Ce fanatisme d'arbitraire, porté dans la théologie, semblait devoir en supprimer le mouvement. Tout au contraire, il le lança. Il en fut comme du mahométisme primitif qui affrontait si hardiment une mort décrétée et écrite, que nulle prudence n'éviterait. La prédestination de Calvin se trouva en pratique une machine à faire des martyrs.

Imposer à Genève ce joug terrible n'était pas chose aisée. Elle chassa Calvin; mais les désordres augmentèrent, et elle le rappela elle-même. Il refusait, écrivait à Farel: «Je les connais; ils me seront insupportables, et eux à moi... Je frémis d'y rentrer.» Farel l'y contraignit. Il fallait que cet homme eût foi à l'impossible, pour croire que la Réforme tiendrait là, que la petite république subsisterait indépendante. Quand on examine la carte d'alors, on est effrayé d'une telle situation. L'imperceptible cité avait son étroite banlieue coupée, mêlée, enchevêtrée des possessions des grands États, ses mortels ennemis. À l'époque de la captivité de François Ier, il est vrai, Berne et les Suisses avaient senti qu'il fallait protéger Genève. Et la France le sentait aussi. Mais c'était là justement le péril de la petite ville. Quand le roi, en 1535, envoya sept cents lances pour la couvrir de la Savoie, la ville semblait perdue, et, en effet, le roi espérait l'absorber. Quand les Bernois, l'année suivante, prirent le pays de Vaud, Genève se crut au moment d'être emportée par l'avalanche, submergée par le déluge barbare des populations allemandes.
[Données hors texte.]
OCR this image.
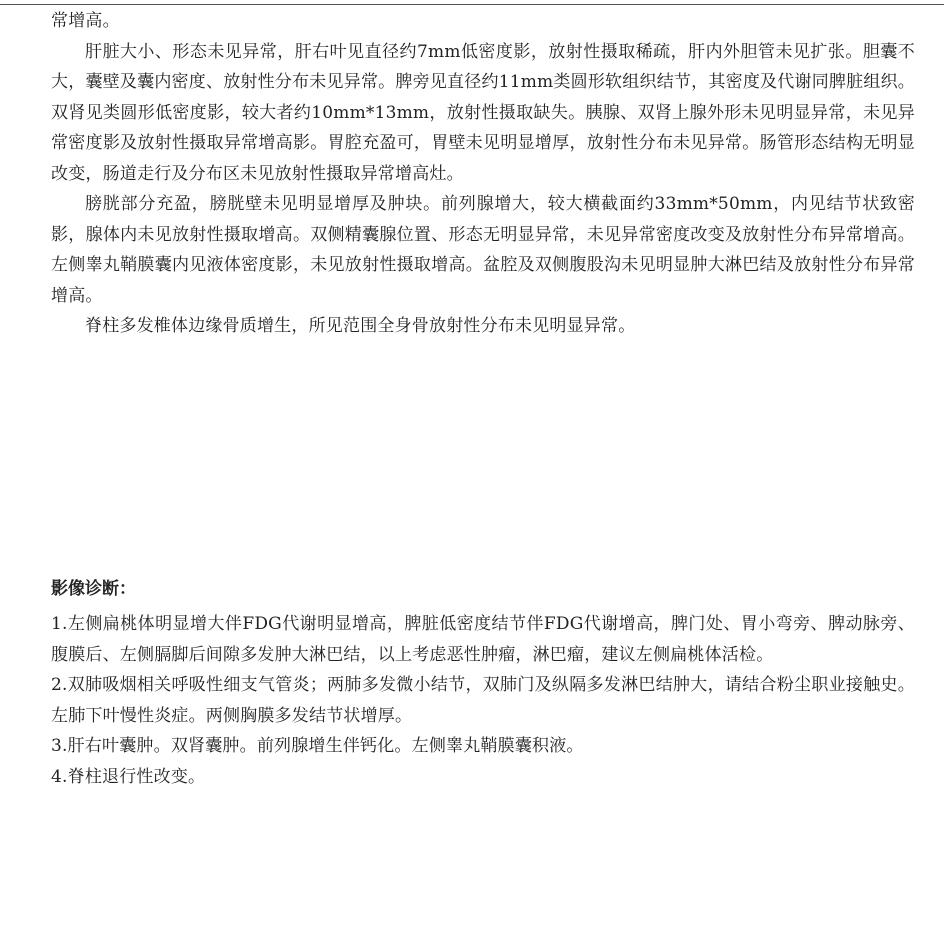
常增高。

肝脏大小、形态未见异常，肝右叶见直径约7mm低密度影，放射性摄取稀疏，肝内外胆管未见扩张。胆囊不大，囊壁及囊内密度、放射性分布未见异常。脾旁见直径约11mm类圆形软组织结节，其密度及代谢同脾脏组织。双肾见类圆形低密度影，较大者约10mm*13mm，放射性摄取缺失。胰腺、双肾上腺外形未见明显异常，未见异常密度影及放射性摄取异常增高影。胃腔充盈可，胃壁未见明显增厚，放射性分布未见异常。肠管形态结构无明显改变，肠道走行及分布区未见放射性摄取异常增高灶。

膀胱部分充盈，膀胱壁未见明显增厚及肿块。前列腺增大，较大横截面约33mm*50mm，内见结节状致密影，腺体内未见放射性摄取增高。双侧精囊腺位置、形态无明显异常，未见异常密度改变及放射性分布异常增高。左侧睾丸鞘膜囊内见液体密度影，未见放射性摄取增高。盆腔及双侧腹股沟未见明显肿大淋巴结及放射性分布异常增高。

脊柱多发椎体边缘骨质增生，所见范围全身骨放射性分布未见明显异常。

影像诊断：

1.左侧扁桃体明显增大伴FDG代谢明显增高，脾脏低密度结节伴FDG代谢增高，脾门处、胃小弯旁、脾动脉旁、腹膜后、左侧膈脚后间隙多发肿大淋巴结，以上考虑恶性肿瘤，淋巴瘤，建议左侧扁桃体活检。

2.双肺吸烟相关呼吸性细支气管炎；两肺多发微小结节，双肺门及纵隔多发淋巴结肿大，请结合粉尘职业接触史。左肺下叶慢性炎症。两侧胸膜多发结节状增厚。

3.肝右叶囊肿。双肾囊肿。前列腺增生伴钙化。左侧睾丸鞘膜囊积液。

4.脊柱退行性改变。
Situation unique d'alarmes continuelles. Chaque nuit, le Savoyard pouvait tenter l'escalade. Chaque jour, les alliés bernois, ou les protecteurs français, pouvaient arriver sur la place et surprendre la seigneurie. Il fallait se garder des ennemis, bien plus des amis, veiller toujours, craindre toujours. Et voilà pourquoi Genève a été la Vierge sage, et a tenu si haut sa lampe. Voilà pourquoi elle a été la grande école des nations. Mais, pour qu'il en fût ainsi, il fallait qu'elle subît une transformation complète, qu'elle s'abjurât elle-même; que, d'une ville de plaisir, d'une joyeuse ville de commerce, elle se fit la fabrique des saints et des martyrs, la sombre forge où se forgeassent les élus de la mort.
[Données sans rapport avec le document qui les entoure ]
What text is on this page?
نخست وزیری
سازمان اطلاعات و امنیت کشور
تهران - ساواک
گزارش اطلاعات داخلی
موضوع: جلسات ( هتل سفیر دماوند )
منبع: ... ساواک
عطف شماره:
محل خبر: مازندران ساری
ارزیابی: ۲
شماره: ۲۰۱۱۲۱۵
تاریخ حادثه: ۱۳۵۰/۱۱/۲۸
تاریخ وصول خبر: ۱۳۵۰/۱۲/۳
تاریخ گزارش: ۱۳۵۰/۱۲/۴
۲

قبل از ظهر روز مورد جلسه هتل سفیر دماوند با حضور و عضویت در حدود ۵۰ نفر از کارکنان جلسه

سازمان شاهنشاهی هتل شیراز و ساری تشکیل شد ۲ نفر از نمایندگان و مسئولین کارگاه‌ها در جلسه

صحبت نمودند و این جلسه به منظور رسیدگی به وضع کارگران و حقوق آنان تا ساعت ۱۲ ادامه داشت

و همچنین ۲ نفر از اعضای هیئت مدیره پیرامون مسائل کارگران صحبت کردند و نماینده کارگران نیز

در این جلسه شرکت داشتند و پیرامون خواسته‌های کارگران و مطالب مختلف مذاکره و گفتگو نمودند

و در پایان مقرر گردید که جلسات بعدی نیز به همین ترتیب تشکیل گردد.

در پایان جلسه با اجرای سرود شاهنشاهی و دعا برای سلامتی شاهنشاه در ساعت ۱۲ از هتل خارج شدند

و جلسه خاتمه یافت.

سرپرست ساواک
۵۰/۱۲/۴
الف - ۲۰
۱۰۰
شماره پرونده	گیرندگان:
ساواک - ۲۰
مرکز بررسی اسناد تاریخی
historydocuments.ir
L'émigration religieuse de France, d'Italie, d'Allemagne, y créa une ville nouvelle, population disparate, mais naturellement plus docile à son dictateur ecclésiastique. La vraie et ancienne Genève, irréconciliable à l'esprit de Calvin, lutta quelque temps dans les Libertins (ou amis de la liberté), qui s'entendaient avec la France. C'étaient spécialement les amis du cardinal Du Bellay, de la Renaissance contre la Réforme. On assure qu'ils lui proposaient de conquérir Genève pour son maître. Qu'en serait-il arrivé? Que Du Bellay, impuissant pour défendre en France la liberté de penser, n'eût pu rien pour elle à Genève. On le vit en 1543, où, sous ses yeux, et lui étant évêque de Paris, on lui brûla (à Paris même) son secrétaire, un jeune protestant!